Она протянула шашечку в фольге. Отломила еще.
Шоколад оказался безумно вкусным. И доктор, поражаясь собственной простоте, с молниеносной быстротой съел все. И отметил про себя: с такой скоростью едят некоторые его больные: Пронькин, Ветлугин, Овсянников. Булемия, симптом эндогенный [21] .
– Да вы мальчишка, Иван Дмитриевич!
– Ты угадала. Да, юнец. «Юноша гордый…»
«Юноша гордый» – обломок какого-то стихотворения.
На самом деле Голубев был глубоким стариком, которому надоело все. Он и жил по инерции. Он боялся смерти. Но жизнь тридцатисемилетнего ординатора И.Д. Голубева была скучна, как пустая вермишель. Ординарный ординатор. Тускла жизнь, как лампа с обгоревшим фитилем. Он едок, над ним коптилка. Впрочем – врет. Что-то все-таки оставалось? Секс. Игрушки. Автомобиль. Но не любовь, не любовь! И что такое эта затрепанная, с замурзанной всеми мордашкой любовь? Вы-дум-ка! Опять врет. Бывает, бывает, но только на пять секунд. Двадцать один, двадцать два, двадцать три. Так он считал пацанчиком время у ванночки с проявителем. И изображение появлялось из желтого скользкого раствора. Любовь? Порнографическая карточка?.. Бабушка Люся говорила: «Корова языком слизала». Всё слизано… Кругом куклы, шестеренки, пластмасса, Баден-Барбин. Разве только Оля, бритоголовая синичка. Может, она?
Щупать еще раз ее ладонь Голубев не отважился. Клиника. И зачем щупать? Она живая.

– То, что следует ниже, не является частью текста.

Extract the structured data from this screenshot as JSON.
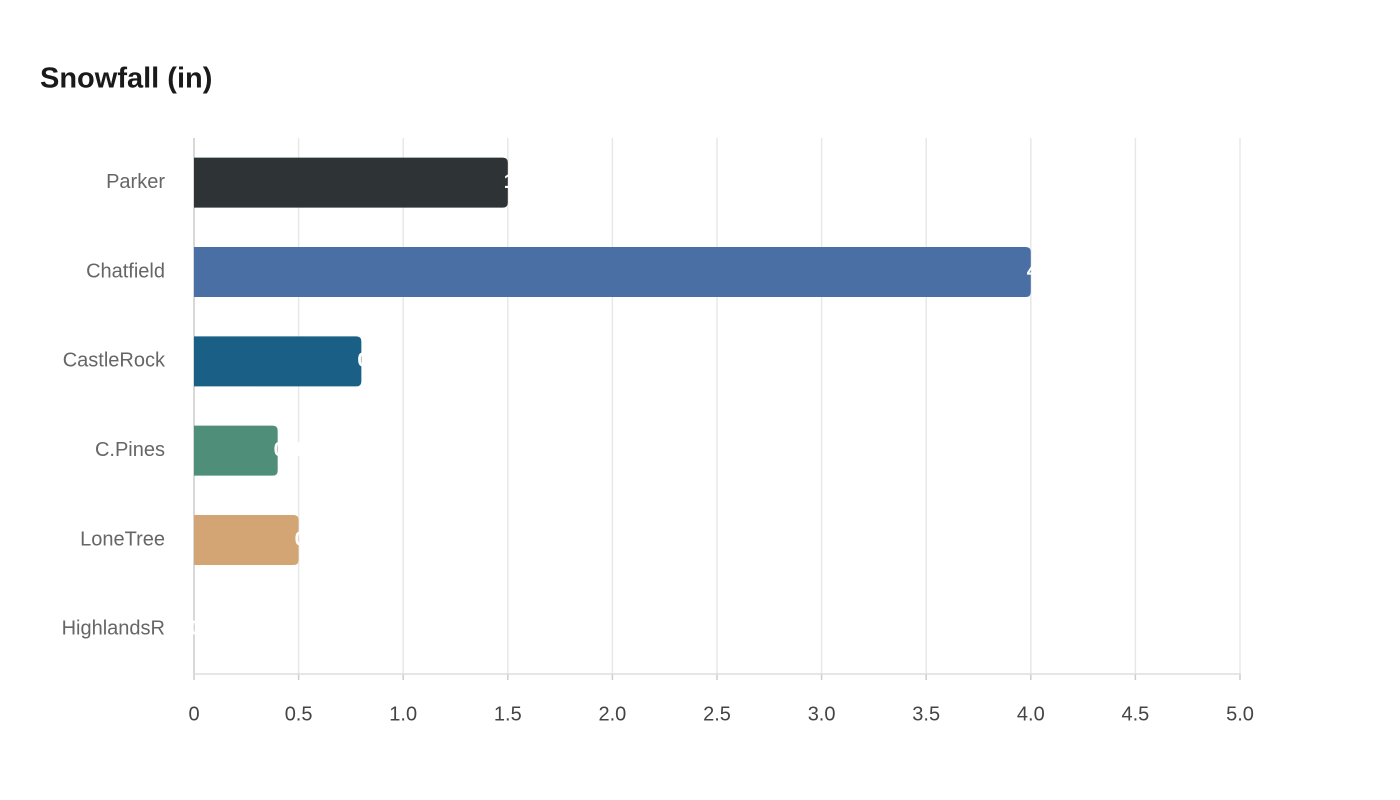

Он засмеялся, как будто сделал открытие: «Живая!»
И враз умолк: «Может, и я еще дышу?»
– Что вы сказали?
Хохотнул:
– Угадала, да, да, да, да, угадала. Я мальчишка. Хотела бы ты, Оля, покататься на пароходе?.. Да, да, с трубой и топкой! Дышу-у-у-у!
– Носом и попкой. Не волнуйтесь вы так, что с вами? Конечно, хочу. Безумно! Жажду! А вы возьмете меня?
– Как пить дать.
– Правда? – Золотые искры глаз, карнавальные крапинки ногтей.
– Замётано!
Она взмахнула белой ладонью и вытерла его рот от шоколада.
– От шоколада, – сообщила она, чтобы Иван Дмитриевич не смущался. – Вы, Иван Дмитриевич, несчастный человек?
– Чего ради?! У меня уютная квартира, жена, машина. Р-ррр-абота! Не пыльная, гмммм…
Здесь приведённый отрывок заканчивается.